R. Kochhar: Promoting astronomy in developing countries: a historical perspective

Is astronomy a "western astronomy"? There has been astronomy going on all over the world during mankind's history. The speaker tries to get attention to insensitivities that for example are written in the history section of textbooks. The "cultural perspective" should be taken more into accont.

J. Hearnshaw: A survey of published astronomical outputs of countries 1976-2005

I could not resist to return to the meeting anyway before I fly back to Sweden tonight. I was tempted by the Session about the "Virtual Observatory", but I guess one can find out about that on the web anyway.
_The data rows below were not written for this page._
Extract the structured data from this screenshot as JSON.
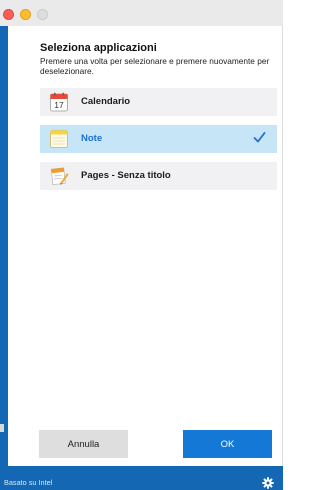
{
  "window": {
    "controls": [
      "close",
      "minimize",
      "maximize"
    ]
  },
  "dialog": {
    "heading": "Seleziona applicazioni",
    "instructions": "Premere una volta per selezionare e premere nuovamente per deselezionare."
  },
  "apps": [
    {
      "label": "Calendario",
      "icon": "calendar-icon",
      "calendar_day": "17",
      "selected": false
    },
    {
      "label": "Note",
      "icon": "notes-icon",
      "selected": true
    },
    {
      "label": "Pages - Senza titolo",
      "icon": "pages-icon",
      "selected": false
    }
  ],
  "buttons": {
    "cancel": "Annulla",
    "ok": "OK"
  },
  "footer": {
    "text": "Basato su Intel",
    "settings_icon": "gear-icon"
  },
  "colors": {
    "frame": "#1468b3",
    "selected_row": "#c6e6f8",
    "row": "#f1f1f3",
    "accent": "#1479d6",
    "check": "#1c6fd6"
  }
}
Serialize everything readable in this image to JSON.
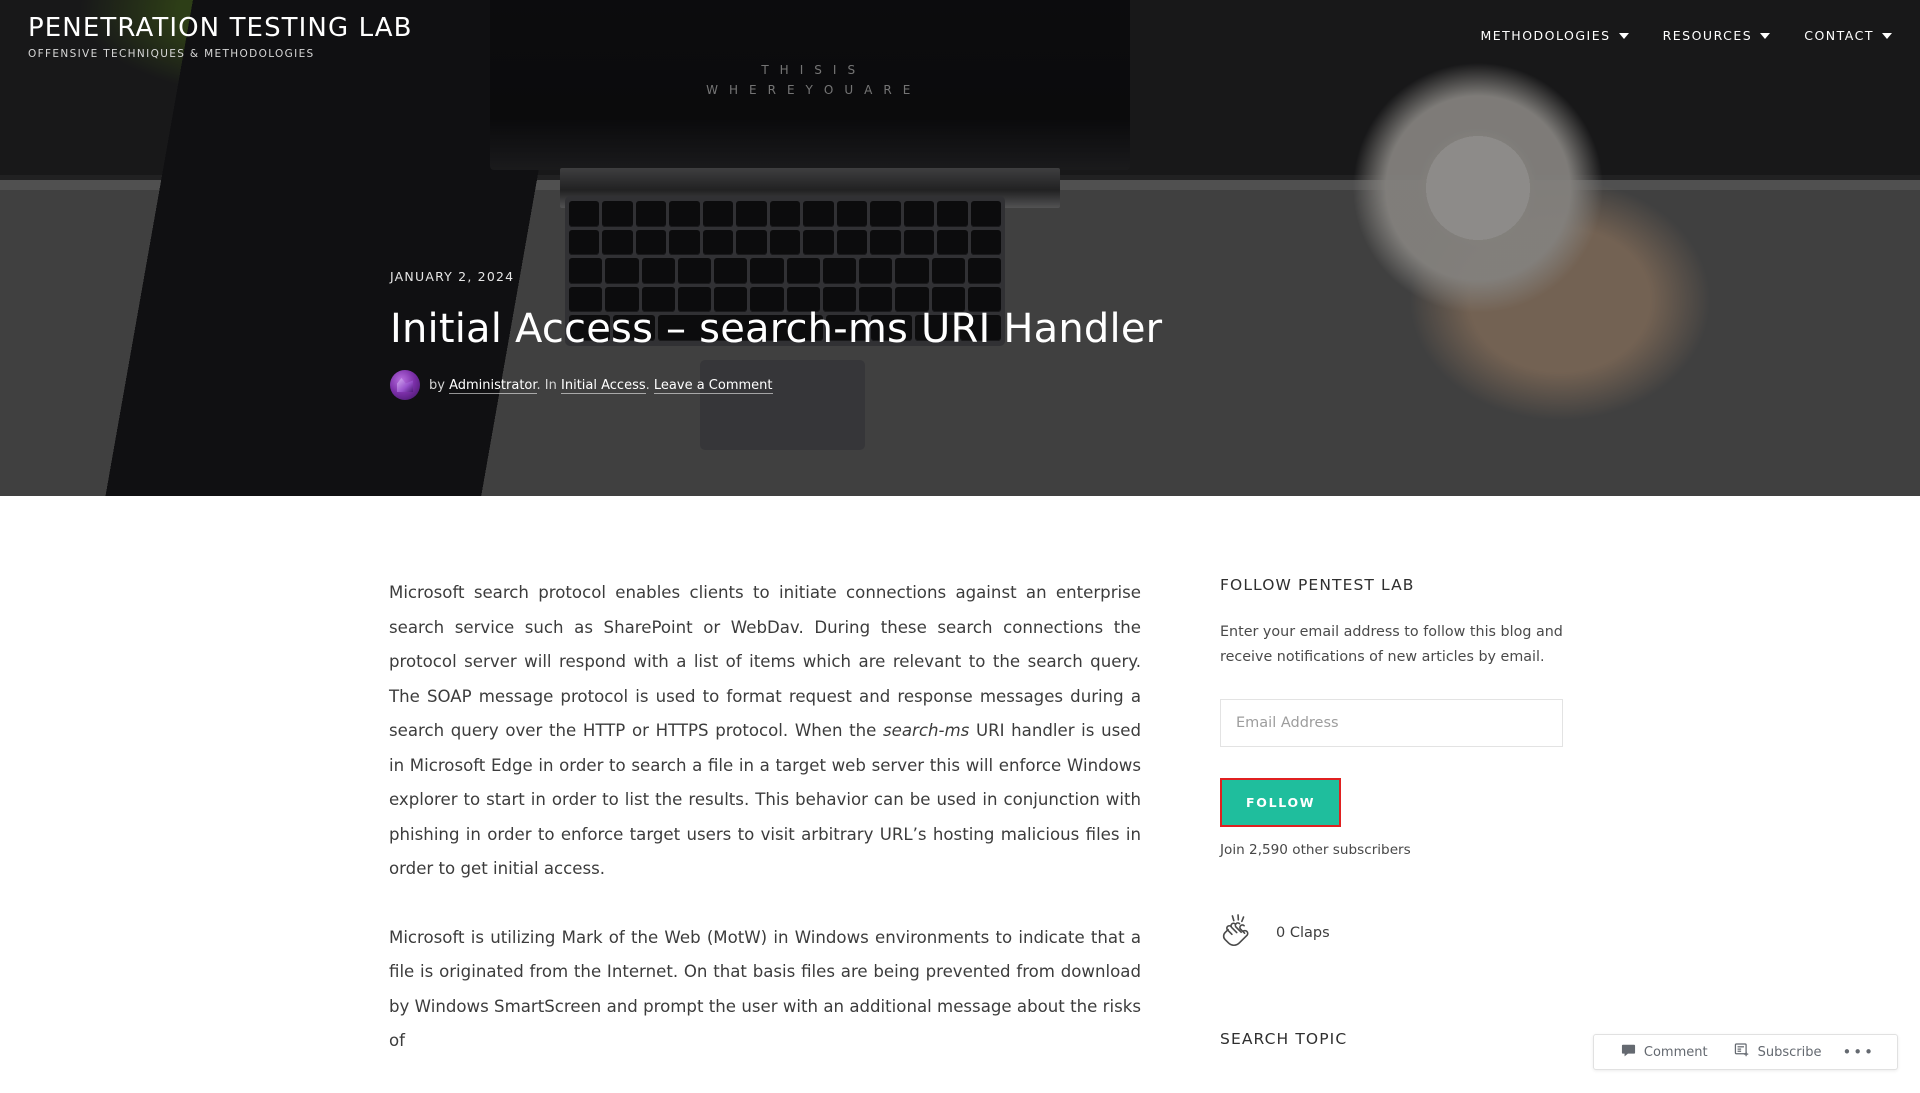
{
  "site": {
    "title": "PENETRATION TESTING LAB",
    "tagline": "OFFENSIVE TECHNIQUES & METHODOLOGIES"
  },
  "nav": {
    "items": [
      {
        "label": "METHODOLOGIES",
        "icon": "chevron-down-icon",
        "has_caret": true
      },
      {
        "label": "RESOURCES",
        "icon": "chevron-down-icon",
        "has_caret": true
      },
      {
        "label": "CONTACT",
        "icon": "chevron-down-icon",
        "has_caret": true
      }
    ]
  },
  "hero": {
    "screen_line1": "T H I S   I S",
    "screen_line2": "W H E R E   Y O U   A R E",
    "overlay_color": "#000000"
  },
  "post": {
    "date": "JANUARY 2, 2024",
    "title": "Initial Access – search-ms URI Handler",
    "byline_prefix": "by",
    "author": "Administrator",
    "byline_middle": ". In",
    "category": "Initial Access",
    "byline_sep": ".",
    "comment_link": "Leave a Comment",
    "avatar_icon": "user-avatar"
  },
  "article": {
    "paragraph1_part1": "Microsoft search protocol enables clients to initiate connections against an enterprise search service such as SharePoint or WebDav. During these search connections the protocol server will respond with a list of items which are relevant to the search query. The SOAP message protocol is used to format request and response messages during a search query over the HTTP or HTTPS protocol. When the ",
    "paragraph1_italic": "search-ms",
    "paragraph1_part2": " URI handler is used in Microsoft Edge in order to search a file in a target web server this will enforce Windows explorer to start in order to list the results. This behavior can be used in conjunction with phishing in order to enforce target users to visit arbitrary URL’s hosting malicious files in order to get initial access.",
    "paragraph2": "Microsoft is utilizing Mark of the Web (MotW) in Windows environments to indicate that a file is originated from the Internet. On that basis files are being prevented from download by Windows SmartScreen and prompt the user with an additional message about the risks of"
  },
  "sidebar": {
    "follow_widget": {
      "title": "FOLLOW PENTEST LAB",
      "description": "Enter your email address to follow this blog and receive notifications of new articles by email.",
      "email_placeholder": "Email Address",
      "email_value": "",
      "button_label": "FOLLOW",
      "button_color": "#1FBE9D",
      "button_focus_outline": "#E02020",
      "subscribers": "Join 2,590 other subscribers"
    },
    "claps": {
      "icon": "clapping-hands-icon",
      "label": "0 Claps"
    },
    "search_widget": {
      "title": "SEARCH TOPIC"
    }
  },
  "admin_bar": {
    "comment": {
      "label": "Comment",
      "icon": "comment-icon"
    },
    "subscribe": {
      "label": "Subscribe",
      "icon": "subscribe-form-icon"
    },
    "overflow": {
      "label": "•••",
      "icon": "ellipsis-icon"
    }
  }
}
Therefore, I am sitting in the Special Session 5 on "Astronomy for the Developing World" right now. I only got the last minutes of J. Heranshaws talk, but the summary contained the following:
- There are 1.39 astronomers per million population over the world.
- There are 9000 members in the IAU.
- The majority of papers is published by IAU members.
- 112 countries have no IAU members, but 3/4 of the world's population live in IAU member-countries.
- The GDP of a country correlates with the number of it's IAU members.
- It also correlates with the number of papers published.
- Since 2001, there has been a rapid increase in multi-national papers and large collaborations.